FINRA censured Ameriprise Financial and fined the firm $525,000 after it determined that Ameriprise failed to satisfy the requirement that it deliver prospectuses to mutual fund customers within three days of a purchase transaction. The firm neither admitted nor denied the findings but consented to the sanctions.

Ameriprise used third-party providers to deliver prospectuses for the mutual funds it sold. While it provided electronic information to the firms that were contracted to furnish the prospectuses, it did not check that they did so and had no processes or procedures in place to do so on a daily or weekly basis.

Ameriprise did have a requirement for a monthly review of a sample of transactions, but the requirement failed to describe specifically what the reviewer was required to look for, or which actions the reviewer must take if deficiencies in prospectus delivery were found.

While the main reason for the delivery failures was found to be a failure on the part of the mutual fund companies to have on hand adequate paper copies of their prospectuses, which meant that when the third-party providers requested copies there were none to be had to meet the three-day deadline.

Ameriprise never acted to make sure that prospectuses were delivered on time, either. Its main service provider offered print-on-demand (POD) capability to its clients, which would allow the needed copies to be printed and delivered in time. But Ameriprise never used the service until later on. As a result, many customers never received the prospectuses or the disclosures they contained by the settlement date.

Ameriprise executed more than 15 million transactions that required delivery of a prospectus or summary prospectus, and was therefore required to have in place procedures to monitor prospectus delivery to ensure that customers received them in a timely manner. Instead it relied on its third-party providers to do the job, without adequately supervising them or the process or taking action to correct failures.
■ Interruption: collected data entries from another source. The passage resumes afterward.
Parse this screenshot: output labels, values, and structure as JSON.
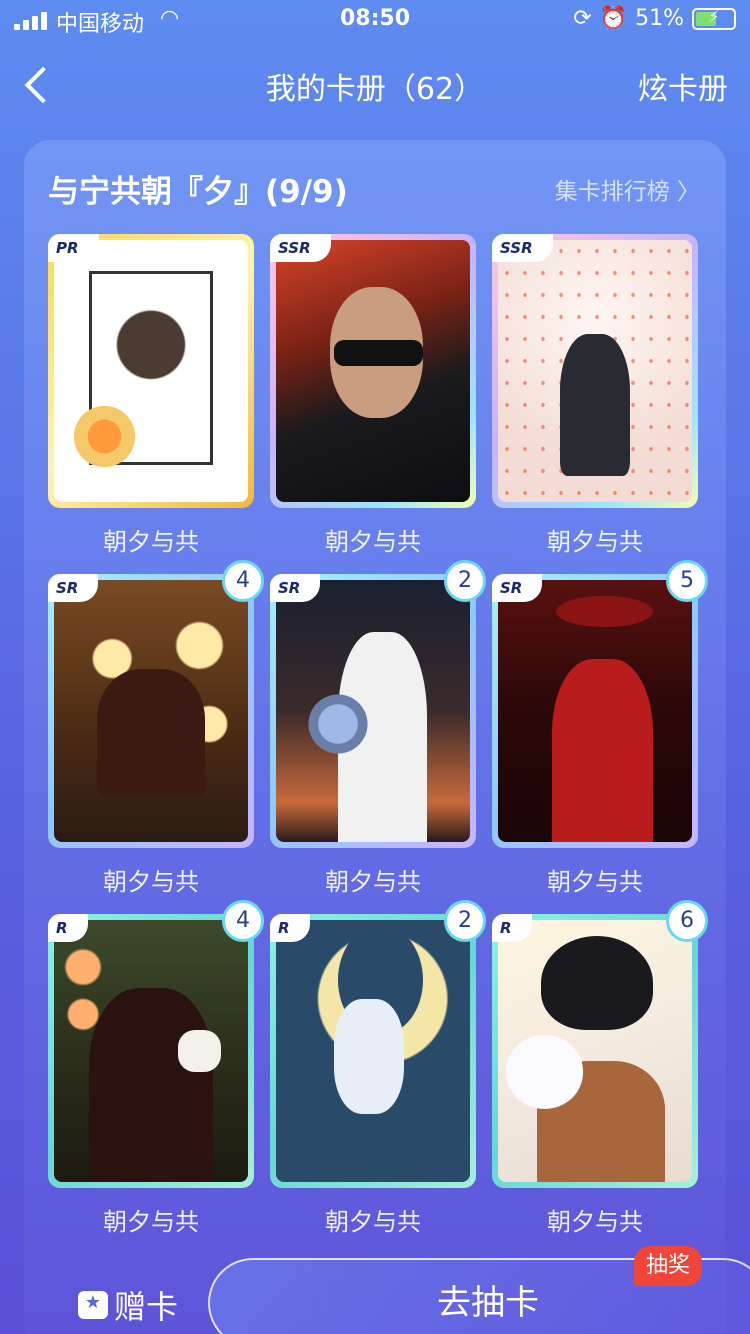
{
  "status_bar": {
    "carrier": "中国移动",
    "time": "08:50",
    "battery": "51%"
  },
  "nav": {
    "title": "我的卡册（62）",
    "right_action": "炫卡册"
  },
  "album": {
    "title": "与宁共朝『夕』(9/9)",
    "rank_link": "集卡排行榜 〉"
  },
  "cards": [
    {
      "rarity": "PR",
      "name": "朝夕与共",
      "count": ""
    },
    {
      "rarity": "SSR",
      "name": "朝夕与共",
      "count": ""
    },
    {
      "rarity": "SSR",
      "name": "朝夕与共",
      "count": ""
    },
    {
      "rarity": "SR",
      "name": "朝夕与共",
      "count": "4"
    },
    {
      "rarity": "SR",
      "name": "朝夕与共",
      "count": "2"
    },
    {
      "rarity": "SR",
      "name": "朝夕与共",
      "count": "5"
    },
    {
      "rarity": "R",
      "name": "朝夕与共",
      "count": "4"
    },
    {
      "rarity": "R",
      "name": "朝夕与共",
      "count": "2"
    },
    {
      "rarity": "R",
      "name": "朝夕与共",
      "count": "6"
    }
  ],
  "bottom": {
    "gift_label": "赠卡",
    "draw_label": "去抽卡",
    "lottery_badge": "抽奖"
  }
}
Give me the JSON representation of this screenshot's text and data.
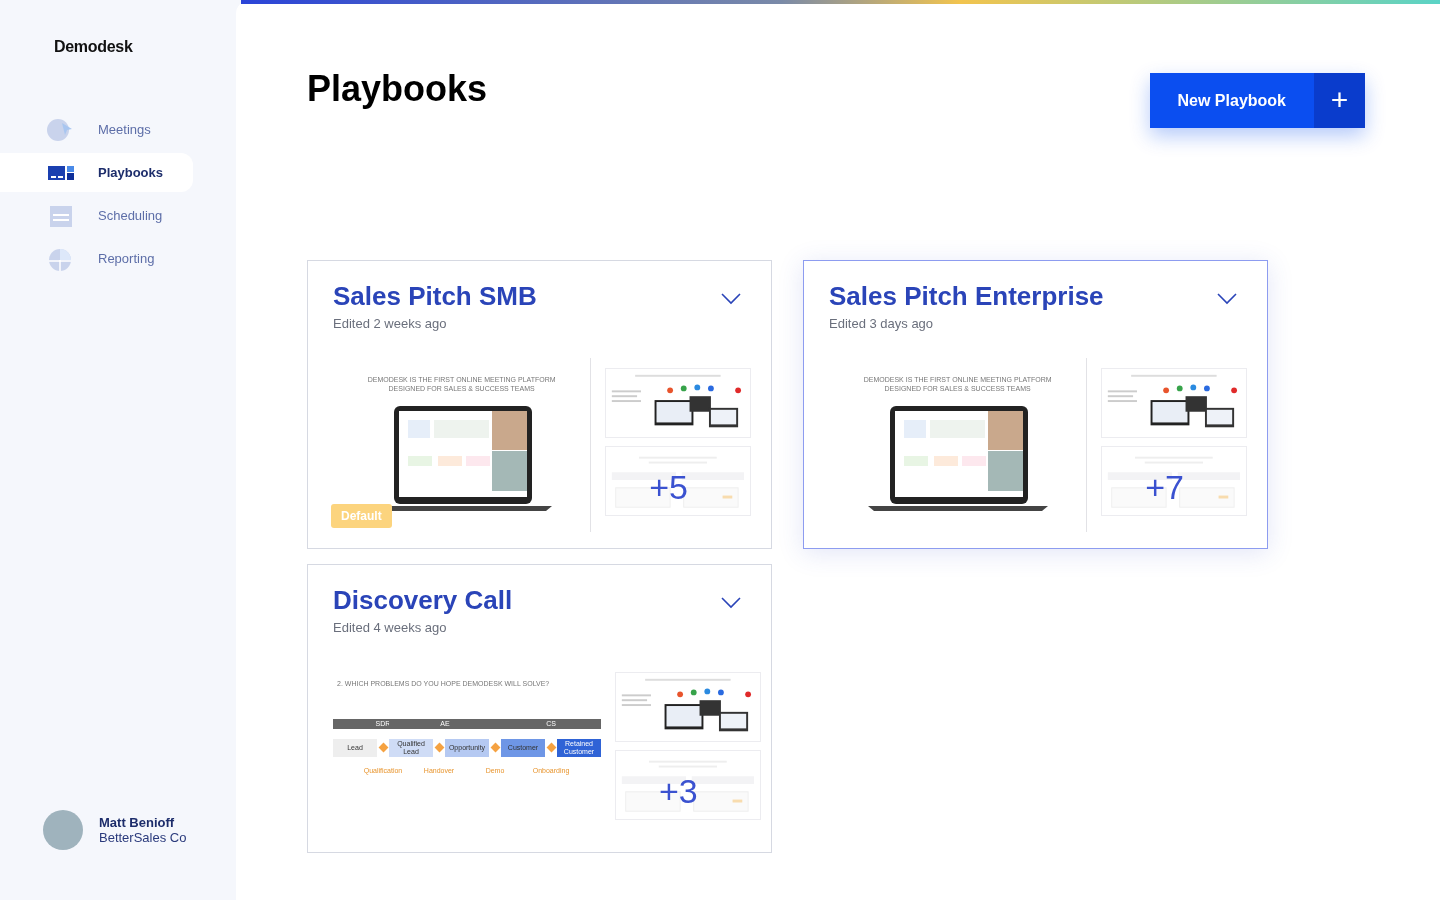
{
  "sidebar": {
    "logo": "Demodesk",
    "items": [
      {
        "label": "Meetings",
        "selected": false
      },
      {
        "label": "Playbooks",
        "selected": true
      },
      {
        "label": "Scheduling",
        "selected": false
      },
      {
        "label": "Reporting",
        "selected": false
      }
    ],
    "user": {
      "name": "Matt Benioff",
      "company": "BetterSales Co"
    }
  },
  "page": {
    "title": "Playbooks",
    "new_button": "New Playbook",
    "new_button_icon": "+"
  },
  "playbooks": [
    {
      "title": "Sales Pitch SMB",
      "edited": "Edited 2 weeks ago",
      "selected": false,
      "badge": "Default",
      "more": "+5",
      "slide": {
        "kind": "laptop",
        "title": "DEMODESK IS THE FIRST ONLINE MEETING PLATFORM DESIGNED FOR SALES & SUCCESS TEAMS"
      }
    },
    {
      "title": "Sales Pitch Enterprise",
      "edited": "Edited 3 days ago",
      "selected": true,
      "more": "+7",
      "slide": {
        "kind": "laptop",
        "title": "DEMODESK IS THE FIRST ONLINE MEETING PLATFORM DESIGNED FOR SALES & SUCCESS TEAMS"
      }
    },
    {
      "title": "Discovery Call",
      "edited": "Edited 4 weeks ago",
      "selected": false,
      "more": "+3",
      "slide": {
        "kind": "flow",
        "title": "2. WHICH PROBLEMS DO YOU HOPE DEMODESK WILL SOLVE?",
        "teams": [
          "SDR",
          "AE",
          "CS"
        ],
        "stages": [
          "Lead",
          "Qualified Lead",
          "Opportunity",
          "Customer",
          "Retained Customer"
        ],
        "steps": [
          "Qualification",
          "Handover",
          "Demo",
          "Onboarding"
        ]
      }
    }
  ]
}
Credit Suisse Censured, Fined in Three Separate Actions

FINRA censured Credit Suisse and fined the firm $250,000 after it found that the firm failed to supervise and monitor trading activity on its proprietary electronic trading systems so that it could prevent exchange-level crosses. Two proprietary electronic trading systems generated exchange-level crosses of orders, and Credit Suisse’s supervisory system failed to alert the proper individuals on how often this happened and how many times it occurred. The firm was also found to have failed to provide adequate documentary evidence of supervisory reviews conducted on the trading activity generated by the proprietary electronic trading systems.

In the second action, Credit Suisse was censured and fined $92,500 for failure to report the correct contraparty’s identifier for transactions in TRACE-eligible securities to the Trade Reporting and Compliance Engine (TRACE); failure to report to TRACE transactions in TRACE-eligible securities it was required to report; and reporting to TRACE transactions in TRACE-eligible securities it was not required to report.

Credit Suisse was also found to have failed to report transactions in TRACE-eligible securities to TRACE within 15 minutes of the execution time; failed to report the correct trade execution time for transactions in TRACE-eligible securities to TRACE; and to have double-reported some transactions in TRACE-eligible securities to TRACE. It also failed to accept or decline transactions in reportable securities in the FINRA/NASDAQ Trade Reporting Facility (FNTRF) or the Over-the-Counter Reporting Facility (OTCRF) within 20 minutes after execution when it had an obligation to do so.

In the third action, the firm was censured and fined $70,000 on findings of multiple failures in Order Audit Trail System (OATS) reporting that included failure to report ROEs in a timely manner; transmission of new order reports and subsequent related reports that carried a timestamp earlier than the timestamp on the new order reports they were related to; sending of reports that had inaccurate, missing or incorrectly formatted information; and failure to report to the FNTRF last sale reports of transactions in designated securities executed during normal market hours.

In each case, Credit Suisse neither admitted nor denied the findings, but consented to FINRA’s actions.